The origins of this idiom can be traced back to ancient Rome — as early as 43 B.C., in the writings of Roman scholar Marcus Terentius Varro. In De Lingua Latina (The Latin Language) he recorded the Latin proverb "canis caninam non est" or “a dog does not eat the flesh of a dog.” According to this proverb, even a dog has its limits.
The meaning of dogs not eating each other continued through the 16th century, as seen in the essay Bellum Erasmi by Erasmus where he wrote, “one dogge eatethe not an nother.” In 1732, Historian Thomas Fuller wrote in Gnomologia, “Dogs are hard drove when they eat dogs.” This brings us a little closer to a world where the dog eats the dog, but it was not until the 19th century that the expression we all know and love — well, maybe not love, but use — first appeared.
So how did we get from proverbs about dogs not eating other dogs to its opposite: “dog eat dog”? Quite simply, there isn’t a definitive answer, but a variation where the dog does eat the dog was recorded in The Examiner on December 5, 1813.

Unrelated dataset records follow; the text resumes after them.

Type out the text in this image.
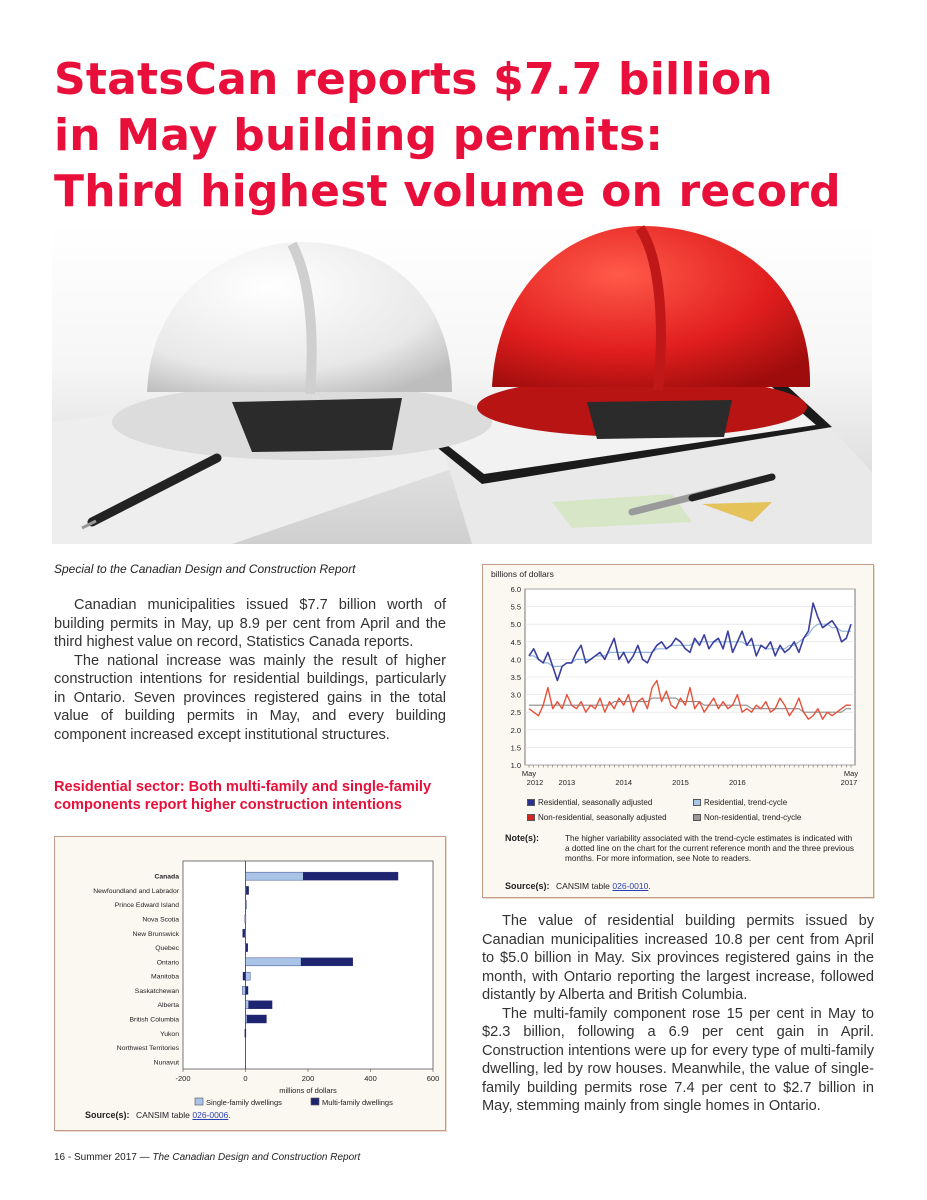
StatsCan reports $7.7 billion
in May building permits:
Third highest volume on record
Special to the Canadian Design and Construction Report

Canadian municipalities issued $7.7 billion worth of building permits in May, up 8.9 per cent from April and the third highest value on record, Statistics Canada reports.

The national increase was mainly the result of higher construction intentions for residential buildings, particularly in Ontario. Seven provinces registered gains in the total value of building permits in May, and every building component increased except institutional structures.

Residential sector: Both multi-family and single-family components report higher construction intentions
billions of dollars
6.0
5.5
5.0
4.5
4.0
3.5
3.0
2.5
2.0
1.5
1.0
May
2012 2013	2014	2015	2016
May
2017
Residential, seasonally adjusted	Residential, trend-cycle
Non-residential, seasonally adjusted	Non-residential, trend-cycle
Note(s):	The higher variability associated with the trend-cycle estimates is indicated with a dotted line on the chart for the current reference month and the three previous months. For more information, see Note to readers.
Source(s): CANSIM table 026-0010.

The value of residential building permits issued by Canadian municipalities increased 10.8 per cent from April to $5.0 billion in May. Six provinces registered gains in the month, with Ontario reporting the largest increase, followed distantly by Alberta and British Columbia.

The multi-family component rose 15 per cent in May to $2.3 billion, following a 6.9 per cent gain in April. Construction intentions were up for every type of multi-family dwelling, led by row houses. Meanwhile, the value of single-family building permits rose 7.4 per cent to $2.7 billion in May, stemming mainly from single homes in Ontario.

-200	0	200	400	600
millions of dollars
Canada
Newfoundland and Labrador
Prince Edward Island
Nova Scotia
New Brunswick
Quebec
Ontario
Manitoba
Saskatchewan
Alberta
British Columbia
Yukon
Northwest Territories
Nunavut
Single-family dwellings	Multi-family dwellings
Source(s): CANSIM table 026-0006.
16 - Summer 2017 — The Canadian Design and Construction Report
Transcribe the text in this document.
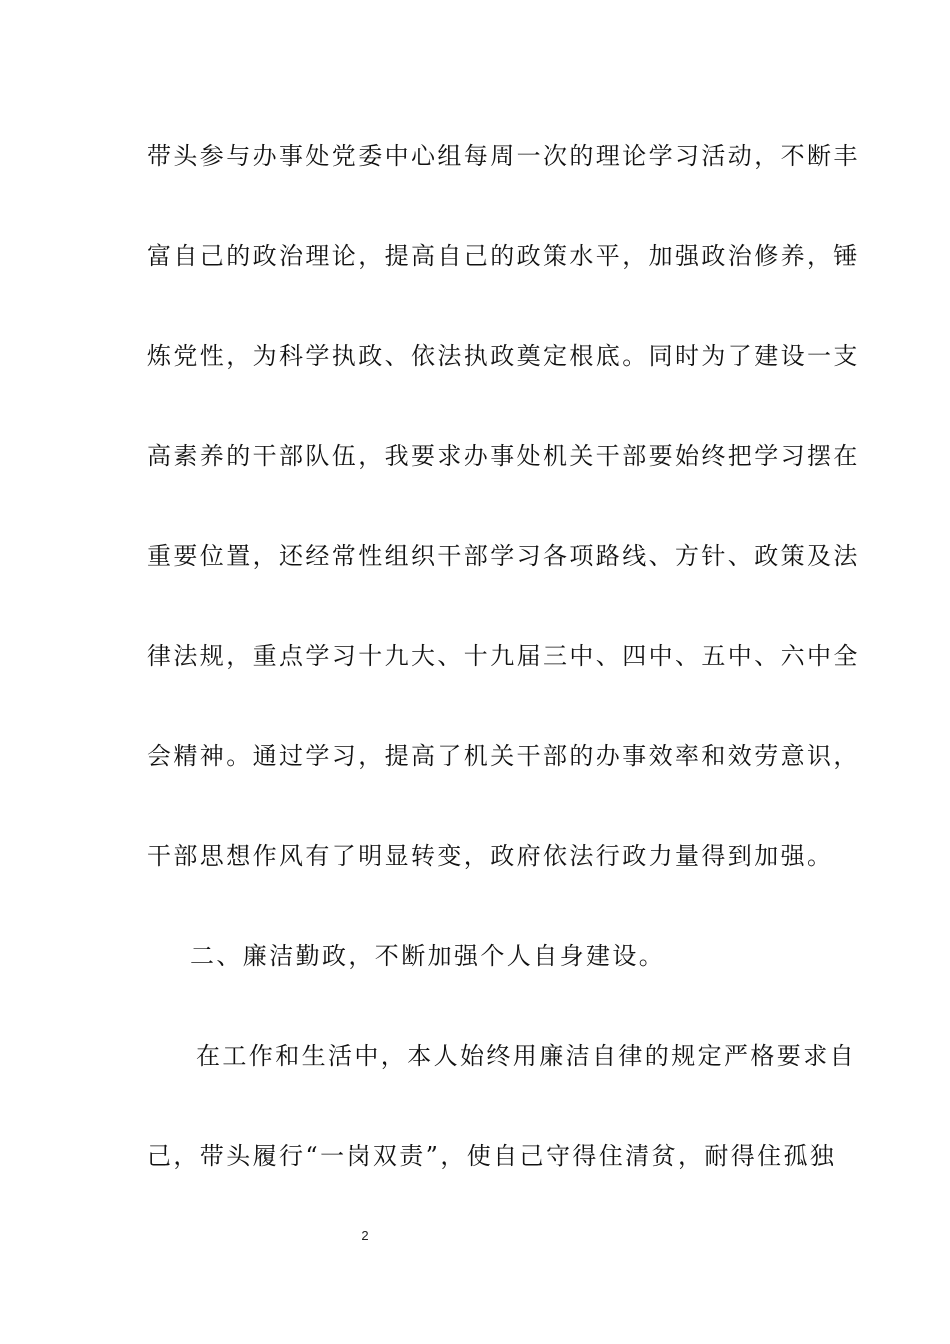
带头参与办事处党委中心组每周一次的理论学习活动，不断丰
富自己的政治理论，提高自己的政策水平，加强政治修养，锤
炼党性，为科学执政、依法执政奠定根底。同时为了建设一支
高素养的干部队伍，我要求办事处机关干部要始终把学习摆在
重要位置，还经常性组织干部学习各项路线、方针、政策及法
律法规，重点学习十九大、十九届三中、四中、五中、六中全
会精神。通过学习，提高了机关干部的办事效率和效劳意识，
干部思想作风有了明显转变，政府依法行政力量得到加强。
二、廉洁勤政，不断加强个人自身建设。
在工作和生活中，本人始终用廉洁自律的规定严格要求自
己，带头履行“一岗双责”，使自己守得住清贫，耐得住孤独
2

All the trade and commerce we are to have is among one another: if any body makes money, he must make it, not by his enterprise in foreign commerce, but out of his own countrymen. “Dog eat dog,” is now our commercial motto and practice; no duties being collectable from foreign commerce, it is very clear, that all the money wanted by government must be produced by taxes.
While we don’t have an exact answer as to why the dog went from not eating the dog to eating the dog, it appears that by the time the 20th century rolled around, “dog-eat-dog” was here to stay.
Some people mistakenly say “doggy dog world” instead of “dog-eat-dog world.” The reason for the confusion is simply that if someone is speaking quickly it’s easy to mishear “dog-eat-dog” as “doggy dog,” which is both understandable and an infinitely more pleasant image than cannibalistic canines.
Additionally, in 1993 Snoop Dogg released a single called “Doggy Dogg World,” so that could have something to do with the mixup (and it certainly didn’t help matters).